Do valor da(s) língua(s) materna(s) e
da diversidade linguística
Opinião de Margarita Correia[i]
Celebra-se hoje o Dia Internacional da Língua Materna,
proclamado pela Conferência Geral da UNESCO em 1999. A proclamação visou o
reconhecimento de que as línguas e o multilinguismo podem promover a inclusão.
A UNESCO acredita que a educação, baseada na primeira língua ou língua materna,
deve ter início logo nos primeiros anos de vida das crianças, uma vez que os
cuidados infantis e a educação básica são fundamentais para o desenvolvimento
da aprendizagem. Enquanto linguista e cidadã, não posso estar mais de acordo.
Apesar de benéfico para as crianças, promover o ensino em
língua materna pode esbarrar com obstáculos dificilmente transponíveis por
comunidades que falam línguas minoritárias, menorizadas e até em risco de
extinção, distintas das oficiais ou oficializadas dos Estados a que pertencem,
e geralmente pobres.
Para promover a educação em uma dessas línguas são
necessárias três conquistas, cujos efeitos são basilares. Por um lado, a
comunidade que a fala tem que resistir ao entorno adverso e valorizar a sua
língua, cultura e identidade, reconhecendo a importância da educação dos seus
filhos na sua própria língua, reforçando o seu amor-próprio e acesso à cidadania
plena. Por outro, a língua deverá ter alguma forma de representação escrita
estável, descrições do seu funcionamento e (meios para criar) material
didáctico. Por fim, a cultura dominante, expressa na língua oficial, deve
cultivar valores democráticos e respeito pela diversidade.
Forçoso é, neste contexto, lembrar alguns países de língua
oficial portuguesa, por serem países de enorme diversidade linguística, mas em
que apenas uma, a exógena, é língua de poder, como Angola, Guiné-Bissau,
Moçambique ou Timor-Leste. A verdade, porém, é que todos os países da CPLP são
multilingues, pela manutenção das línguas autóctones, pelo desenvolvimento de
crioulos, línguas gestuais ou de sinais e pelos imigrantes, que trazem consigo
as suas línguas e culturas – e. g. o Brasil, além das suas línguas indígenas
(talvez mais de 160 – foram muitas mais e ainda não se avaliaram os efeitos da
presente pandemia), da língua brasileira de sinais e dos registos de fronteira
(portunhol), conta com muitas línguas de imigração em uso (e. g. alemão,
japonês, italiano ou pomerano, língua baixo-saxónica, do grupo das faladas na
região do Báltico, provavelmente extinta na Europa após a II Guerra Mundial,
mas falada em Estados como Santa Catarina, Rio Grande do Sul e Espírito Santo).
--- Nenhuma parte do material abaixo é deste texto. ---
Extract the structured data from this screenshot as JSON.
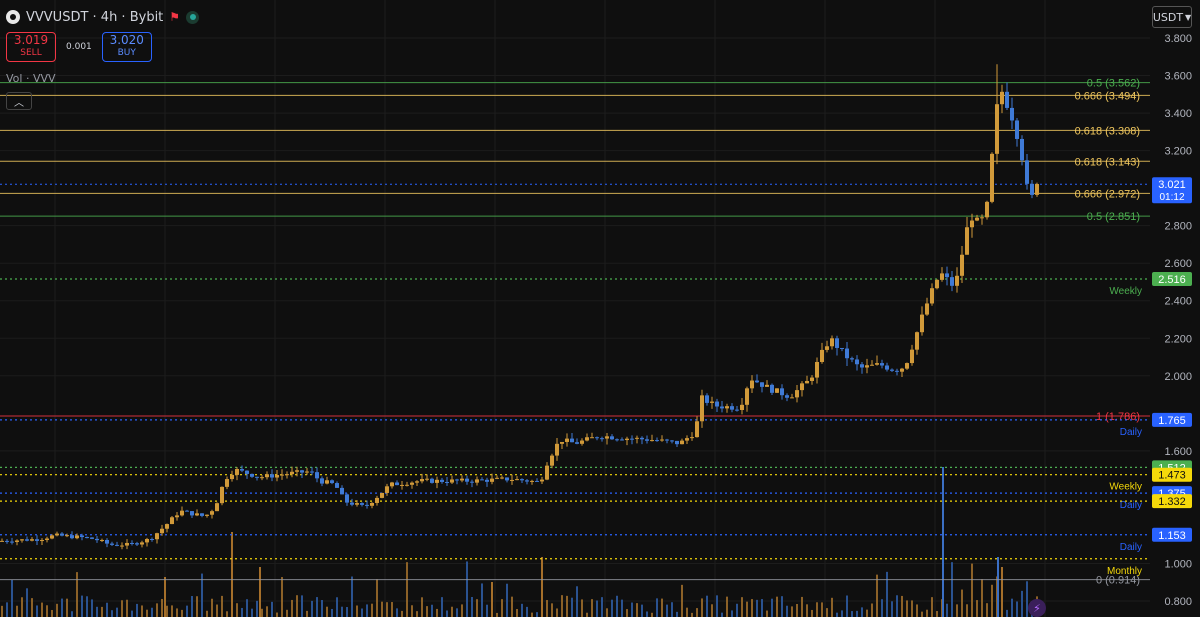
{
  "header": {
    "title": "VVVUSDT · 4h · Bybit",
    "sell_price": "3.019",
    "sell_label": "SELL",
    "buy_price": "3.020",
    "buy_label": "BUY",
    "quantity": "0.001",
    "volume_label": "Vol · VVV",
    "currency": "USDT",
    "icons": [
      "logo-icon",
      "flag-icon",
      "live-status-icon",
      "chevron-up-icon",
      "chevron-down-icon",
      "lightning-icon"
    ]
  },
  "chart_data": {
    "type": "candlestick",
    "symbol": "VVVUSDT",
    "interval": "4h",
    "exchange": "Bybit",
    "y_ticks": [
      "3.800",
      "3.600",
      "3.400",
      "3.200",
      "2.800",
      "2.600",
      "2.400",
      "2.200",
      "2.000",
      "1.600",
      "1.000",
      "0.800"
    ],
    "ylim": [
      0.74,
      3.88
    ],
    "last_price": {
      "value": 3.021,
      "label": "3.021",
      "countdown": "01:12",
      "color": "#2962ff"
    },
    "fib_levels": [
      {
        "ratio": "0.5",
        "value": 3.562,
        "label": "0.5 (3.562)",
        "color": "#4caf50"
      },
      {
        "ratio": "0.666",
        "value": 3.494,
        "label": "0.666 (3.494)",
        "color": "#f0c75e"
      },
      {
        "ratio": "0.618",
        "value": 3.308,
        "label": "0.618 (3.308)",
        "color": "#f0c75e"
      },
      {
        "ratio": "0.618",
        "value": 3.143,
        "label": "0.618 (3.143)",
        "color": "#f0c75e"
      },
      {
        "ratio": "0.666",
        "value": 2.972,
        "label": "0.666 (2.972)",
        "color": "#f0c75e"
      },
      {
        "ratio": "0.5",
        "value": 2.851,
        "label": "0.5 (2.851)",
        "color": "#4caf50"
      },
      {
        "ratio": "1",
        "value": 1.786,
        "label": "1 (1.786)",
        "color": "#f23645"
      },
      {
        "ratio": "0",
        "value": 0.914,
        "label": "0 (0.914)",
        "color": "#9598a1"
      }
    ],
    "key_levels": [
      {
        "value": 2.516,
        "label": "2.516",
        "tag": "Weekly",
        "color": "#4caf50"
      },
      {
        "value": 1.765,
        "label": "1.765",
        "tag": "Daily",
        "color": "#2962ff"
      },
      {
        "value": 1.512,
        "label": "1.512",
        "tag": "",
        "color": "#4caf50"
      },
      {
        "value": 1.473,
        "label": "1.473",
        "tag": "Weekly",
        "color": "#f5d90a"
      },
      {
        "value": 1.375,
        "label": "1.375",
        "tag": "Daily",
        "color": "#2962ff"
      },
      {
        "value": 1.332,
        "label": "1.332",
        "tag": "",
        "color": "#f5d90a"
      },
      {
        "value": 1.153,
        "label": "1.153",
        "tag": "Daily",
        "color": "#2962ff"
      },
      {
        "value": 1.025,
        "label": "",
        "tag": "Monthly",
        "color": "#f5d90a"
      }
    ],
    "anchors": [
      [
        0,
        1.12
      ],
      [
        40,
        1.13
      ],
      [
        55,
        1.15
      ],
      [
        80,
        1.14
      ],
      [
        95,
        1.13
      ],
      [
        110,
        1.1
      ],
      [
        130,
        1.1
      ],
      [
        150,
        1.13
      ],
      [
        165,
        1.2
      ],
      [
        180,
        1.28
      ],
      [
        205,
        1.25
      ],
      [
        215,
        1.3
      ],
      [
        225,
        1.45
      ],
      [
        235,
        1.5
      ],
      [
        260,
        1.46
      ],
      [
        290,
        1.48
      ],
      [
        310,
        1.49
      ],
      [
        320,
        1.44
      ],
      [
        335,
        1.42
      ],
      [
        345,
        1.33
      ],
      [
        365,
        1.3
      ],
      [
        378,
        1.36
      ],
      [
        390,
        1.42
      ],
      [
        420,
        1.44
      ],
      [
        440,
        1.44
      ],
      [
        470,
        1.44
      ],
      [
        510,
        1.45
      ],
      [
        530,
        1.44
      ],
      [
        540,
        1.43
      ],
      [
        548,
        1.55
      ],
      [
        560,
        1.66
      ],
      [
        575,
        1.64
      ],
      [
        600,
        1.68
      ],
      [
        620,
        1.67
      ],
      [
        650,
        1.66
      ],
      [
        680,
        1.64
      ],
      [
        695,
        1.7
      ],
      [
        702,
        1.88
      ],
      [
        715,
        1.84
      ],
      [
        740,
        1.83
      ],
      [
        750,
        1.99
      ],
      [
        770,
        1.93
      ],
      [
        790,
        1.89
      ],
      [
        810,
        1.98
      ],
      [
        820,
        2.1
      ],
      [
        830,
        2.2
      ],
      [
        845,
        2.11
      ],
      [
        860,
        2.04
      ],
      [
        880,
        2.06
      ],
      [
        895,
        2.03
      ],
      [
        905,
        2.05
      ],
      [
        915,
        2.2
      ],
      [
        925,
        2.36
      ],
      [
        940,
        2.55
      ],
      [
        955,
        2.47
      ],
      [
        962,
        2.65
      ],
      [
        970,
        2.86
      ],
      [
        980,
        2.8
      ],
      [
        988,
        2.92
      ],
      [
        995,
        3.35
      ],
      [
        1000,
        3.54
      ],
      [
        1008,
        3.44
      ],
      [
        1015,
        3.34
      ],
      [
        1022,
        3.17
      ],
      [
        1030,
        2.9
      ],
      [
        1036,
        3.05
      ],
      [
        1040,
        3.02
      ]
    ],
    "volume_bars_note": "volume histogram at bottom of chart"
  }
}
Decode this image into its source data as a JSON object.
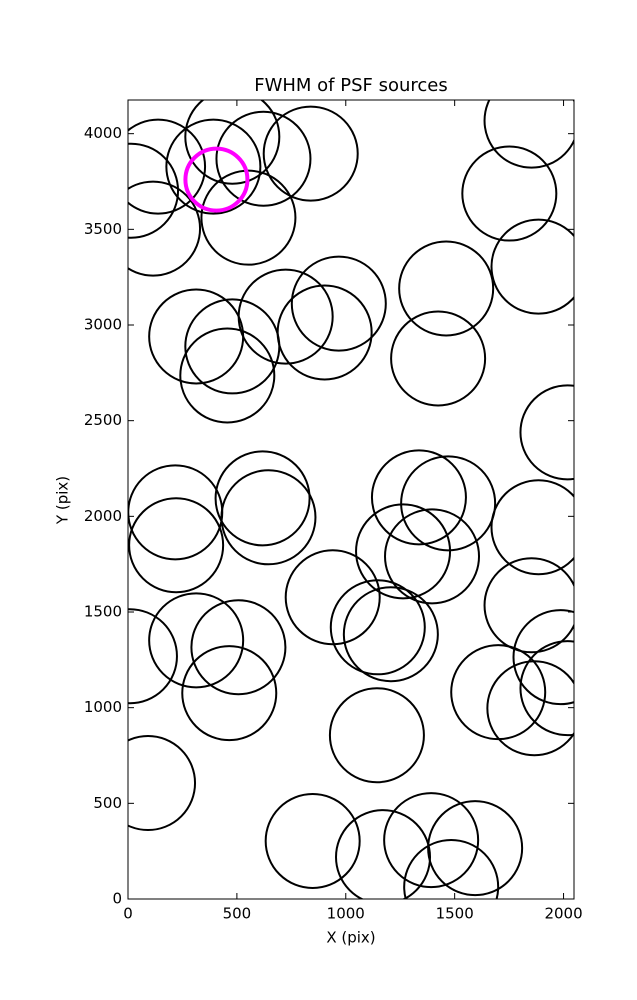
{
  "chart_data": {
    "type": "scatter",
    "title": "FWHM of PSF sources",
    "x_label": "X (pix)",
    "y_label": "Y (pix)",
    "xlim": [
      0,
      2048
    ],
    "ylim": [
      0,
      4176
    ],
    "xticks": [
      0,
      500,
      1000,
      1500,
      2000
    ],
    "yticks": [
      0,
      500,
      1000,
      1500,
      2000,
      2500,
      3000,
      3500,
      4000
    ],
    "grid": false,
    "series": [
      {
        "color": "#000000",
        "x": [
          138,
          14,
          115,
          479,
          622,
          839,
          553,
          392,
          1853,
          1751,
          1885,
          1461,
          1424,
          2018,
          724,
          968,
          903,
          313,
          479,
          456,
          217,
          221,
          618,
          645,
          1336,
          1470,
          1263,
          1396,
          1885,
          1853,
          940,
          1147,
          1207,
          313,
          507,
          465,
          9,
          1700,
          1866,
          1986,
          2018,
          1143,
          92,
          848,
          1171,
          1392,
          1594,
          1484
        ],
        "values": [
          3828,
          3702,
          3504,
          3984,
          3869,
          3896,
          3561,
          3828,
          4068,
          3687,
          3305,
          3191,
          2825,
          2439,
          3044,
          3112,
          2961,
          2940,
          2888,
          2736,
          2021,
          1849,
          2094,
          1995,
          2099,
          2068,
          1817,
          1791,
          1943,
          1535,
          1577,
          1420,
          1384,
          1352,
          1316,
          1076,
          1269,
          1081,
          997,
          1264,
          1102,
          856,
          606,
          303,
          219,
          308,
          266,
          63
        ]
      },
      {
        "color": "#ff00ff",
        "x": [
          406
        ],
        "values": [
          3760
        ]
      }
    ]
  }
}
Também Portugal é um país cada vez mais multilingue (e
multivarietal), embora a sociedade não se tenha ainda capacitado da riqueza que
essa diversidade lhe traz. Além de português, mirandês, língua gestual
portuguesa e línguas dos países de língua portuguesa, importa realçar as muitas
línguas que fazem hoje parte do nosso panorama linguístico, fruto da imigração
e do acolhimento de refugiados. Uma prova do impacto desta diversidade
linguística foi a entrada da disciplina de Português Língua Não Materna (PLNM)
no currículo nacional, no início do século, e as suas novas regras de
funcionamento, publicadas a 16 de Fevereiro, com o objectivo de tornar a escola
mais inclusiva.
Possibilitar o desenvolvimento da(s) língua(s) materna(s) e a
exposição precoce a outras línguas é um dos mais importantes patrimónios que
podemos legar às futuras gerações, que se tornarão assim mais preparadas e
tolerantes. As nossas crianças apenas têm a ganhar em conhecer outras formas de
ver o mundo e outras formas de o expressar. De resto, todos nós também.